Seul bémol : si le balisage du parcours est parfait, l’accès au site de départ est moins évident et pas du tout indiqué en ville, ou alors j’ai loupé les indications.
Pour ce qui concerne les regrets plus personnels, mes deux grands m’ont manqué, mais il y un âge où cela est normal …
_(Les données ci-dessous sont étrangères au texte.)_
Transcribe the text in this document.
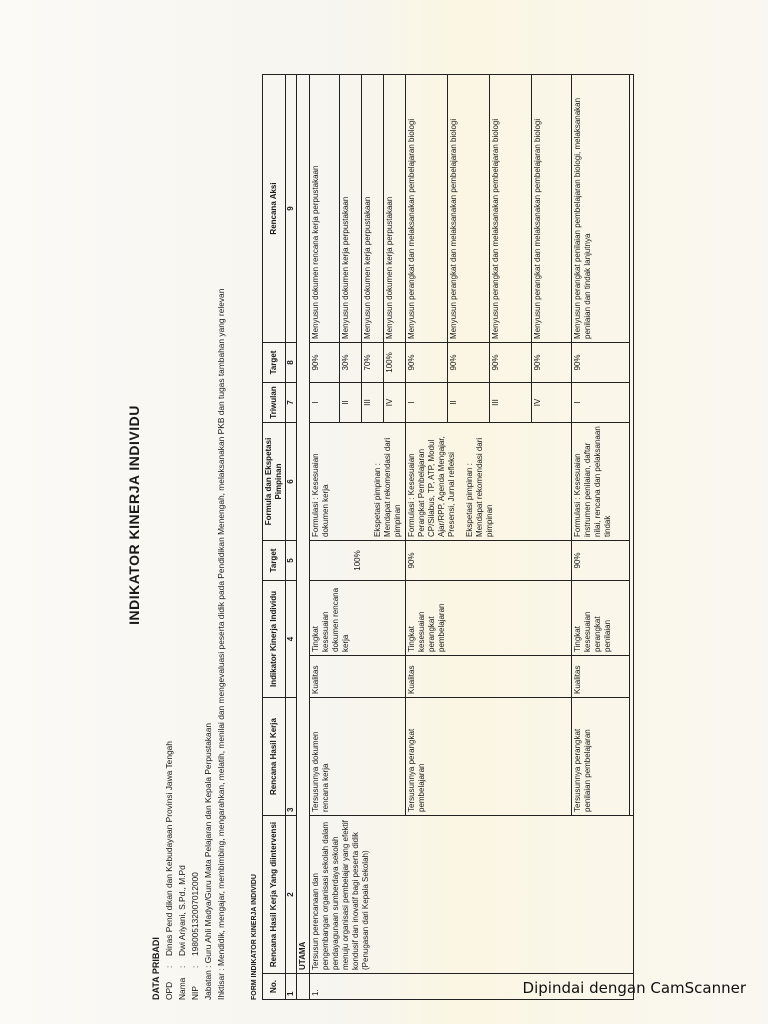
INDIKATOR KINERJA INDIVIDU
DATA PRIBADI OPD
:
Dinas Pend dikan dan Kebudayaan Provinsi Jawa Tengah
Nama
:
Dwi Ariyani, S.Pd., M.Pd
NIP
:
19800513200701​2000
Jabatan
:
Guru Ahli Madya/Guru Mata Pelajaran dan Kepala Perpustakaan
Ihktisar
:
Mendidik, mengajar, membimbing, mengarahkan, melatih, menilai dan mengevaluasi peserta didik pada Pendidikan Menengah, melaksanakan PKB dan tugas tambahan yang relevan	FORM INDIKATOR KINERJA INDIVIDU No.	Rencana Hasil Kerja Yang diintervensi	Rencana Hasil Kerja	Indikator Kinerja Individu		Target	Formula dan Ekspetasi Pimpinan	Triwulan	Target	Rencana Aksi
1	2	3	4		5	6	7	8	9
	UTAMA								
1.	Tersusun perencanaan dan pengembangan organisasi sekolah dalam pendayagunaan sumberdaya sekolah menuju organisasi pembelajar yang efektif kondusif dan inovatif bagi peserta didik (Penugasan dari Kepala Sekolah)	Tersusunnya dokumen rencana kerja	Kualitas	Tingkat kesesuaian dokumen rencana kerja	100%	Formulasi : Kesesuaian dokumen kerja Ekspetasi pimpinan : Mendapat rekomendasi dari pimpinan	I	90%	Menyusun dokumen rencana kerja perpustakaan
							II	30%	Menyusun dokumen kerja perpustakaan
							III	70%	Menyusun dokumen kerja perpustakaan
							IV	100%	Menyusun dokumen kerja perpustakaan
		Tersusunnya perangkat pembelajaran	Kualitas	Tingkat kesesuaian perangkat pembelajaran	90%	Formulasi : Kesesuaian Perangkat Pembelajaran CP/Silabus, TP, ATP, Modul Ajar/RPP, Agenda Mengajar, Presensi, Jurnal refleksi Ekspetasi pimpinan : Mendapat rekomendasi dari pimpinan	I	90%	Menyusun perangkat dan melaksanakan pembelajaran biologi
							II	90%	Menyusun perangkat dan melaksanakan pembelajaran biologi
							III	90%	Menyusun perangkat dan melaksanakan pembelajaran biologi
							IV	90%	Menyusun perangkat dan melaksanakan pembelajaran biologi
		Tersusunnya perangkat penilaian pembelajaran	Kualitas	Tingkat kesesuaian perangkat penilaian	90%	Formulasi : Kesesuaian instrumen penilaian, daftar nilai, rencana dan pelaksanaan tindak	I	90%	Menyusun perangkat penilaian pembelajaran biologi, melaksanakan penilaian dan tindak lanjutnya

Dipindai dengan CamScanner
Mais je suis plus mordu par le tri que jamais. Je trouve extra cette obligation de gérer un effort cumulé dans sa globalité tout en pouvant, en tout cas sur un format CD, s’éclater dans chaque discipline, chacune faisant appel prioritairement à des sensations et à des chaines musculaires spécifiques (épaules pour la natation, cuisses pour le vélo, ischio–jambiers et mollets pour la CAP). Globalement c’est plus varié, plus distrayant et surtout moins traumatisant qu’un marathon par exemple…. Et puis moins de 2 H 30 au Marathon, moi je sais pas faire !
En plus Isabelle et mon Lolou ont passé une très bonne journée et se sont bien amusés… que demander de plus…. Ah si je vois bien : une participation active des pôtes et pôtesses du TGV-V : ALLEZ TOUS A L’EAU !!!!